Developing Africa’s own economic links will require a sound South African economy. But the arduous task of dismantling white-minority rule continues to hold economic growth at bay—1992 marked South Africa’s third straight year of recession. South Africans themselves well understand the stakes. President de Klerk gambled on a whites-only referendum in 1992 for his political reforms, and the payoff came in record numbers casting overwhelming support for black power-sharing. De Klerk has proposed that all-inclusive legislative elections be held by April 1994, but warned that continuing violence might make that timetable “irrelevant.”
Fighting in parts of the country among rival black political factions now verges on civil war. Forces within Pretoria’s own state security apparatus that conspired to sabotage the political transition and foment violence further set back opposition relations with the white government. And civilian massacres stalled negotiations over constitutional reform. Accelerating instability, escalating violence and continuing economic stagnation would not only harm South Africa but also dash hopes that it might lead the continent out of economic malaise. The sooner Pretoria can free itself from the rigors of its internal preoccupations, the better the prospects for all.
What Remains for U.S. Policy
It has been noted that the United States would perhaps do more, and better, in Africa if there were greater constituency pressures prodding Washington policymakers.
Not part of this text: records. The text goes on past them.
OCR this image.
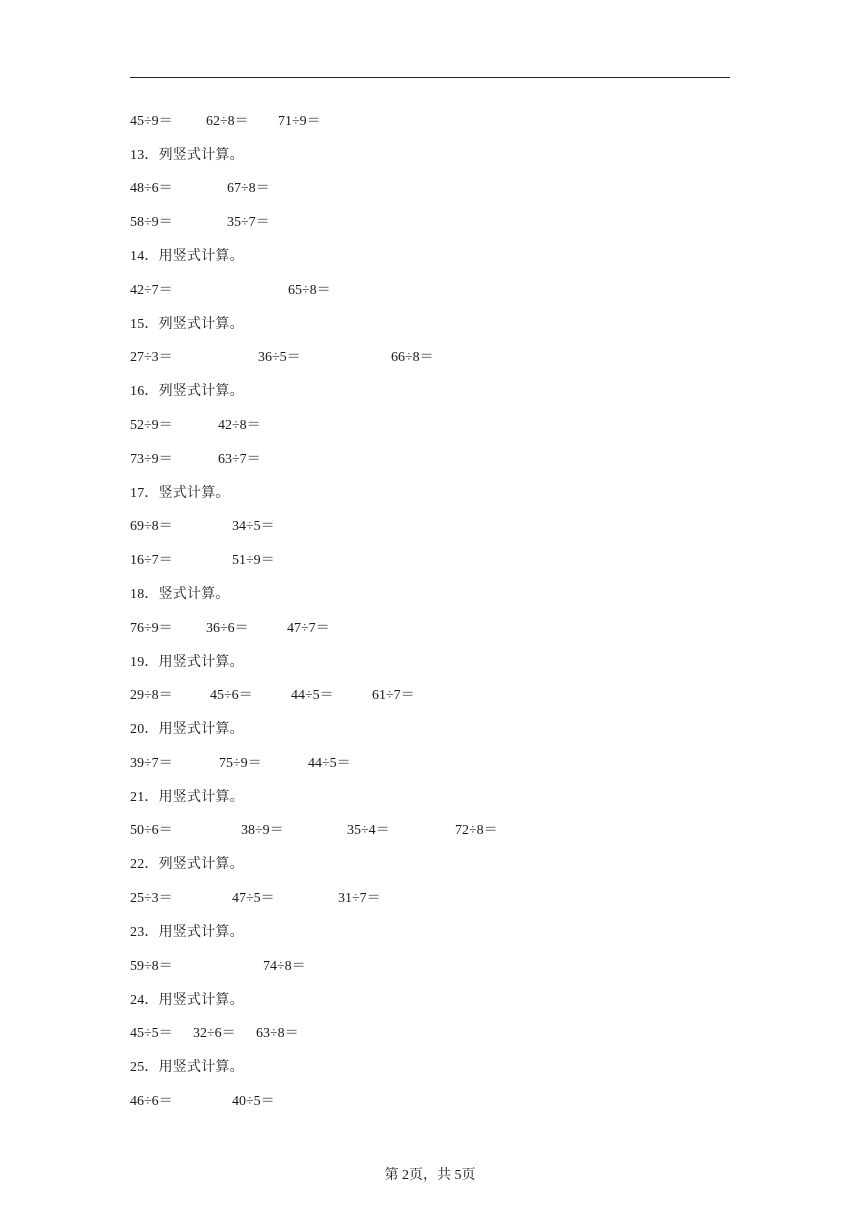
45÷9＝ 62÷8＝ 71÷9＝
13．列竖式计算。
48÷6＝	67÷8＝
58÷9＝	35÷7＝
14．用竖式计算。
42÷7＝	65÷8＝
15．列竖式计算。
27÷3＝	36÷5＝	66÷8＝
16．列竖式计算。
52÷9＝	42÷8＝
73÷9＝	63÷7＝
17．竖式计算。
69÷8＝	34÷5＝
16÷7＝	51÷9＝
18．竖式计算。
76÷9＝ 36÷6＝	47÷7＝
19．用竖式计算。
29÷8＝	45÷6＝	44÷5＝	61÷7＝
20．用竖式计算。
39÷7＝	75÷9＝	44÷5＝
21．用竖式计算。
50÷6＝	38÷9＝	35÷4＝	72÷8＝
22．列竖式计算。
25÷3＝	47÷5＝	31÷7＝
23．用竖式计算。
59÷8＝	74÷8＝
24．用竖式计算。
45÷5＝ 32÷6＝ 63÷8＝
25．用竖式计算。
46÷6＝	40÷5＝
第 2页，共 5页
African Americans have begun giving more attention and money to the continent of their roots, but many will remain preoccupied by struggles for dignity and equality at home. Constituency pressures are not something Africa can depend on. U.S. troops will withdraw from Somalia with the end of Operation Restore Hope, and U.S. policy will most likely pick up a retreat all its own.
Declining American interests will continue to sap budgets and, with less money to go around, policymakers will face increasingly stark choices. Greater direct support for Africa’s own emerging civil institutions, from rural community groups to urban civic organizations—even at the risk of circumventing and alienating excessively bureaucratic and corrupt regimes—might by necessity effect the most good for the most Africans and help alleviate budgetary strains. Africa does not need more aid money. Africans need more respect.
Avoiding aggravating the problems that Africans will be left to face for themselves is the least that policy can do. Western-driven political and economic conditionalities should be modified. The World Bank, for instance, has already reconsidered privatization as a viable option for many state-run firms in Africa. There is a new concentration on making them more responsive to market forces while keeping them in the public sector. Pressure for multiparty democracy should be replaced by support for good governance and accountability in whatever form of government Africans choose. As the burdens of addressing Africa’s problems are rightfully shifted to Africans themselves, absolute neglect or haphazard retreat will only force other impulsive, if well-intended, interventions, which will prove more costly and divert scarce resources, leaving the continent worse off in the long term. Somalia would best serve as a marker to a set course for a more prudent policy that seeks to avert future tragedy rather than as an example of grand missions that cannot be sustained.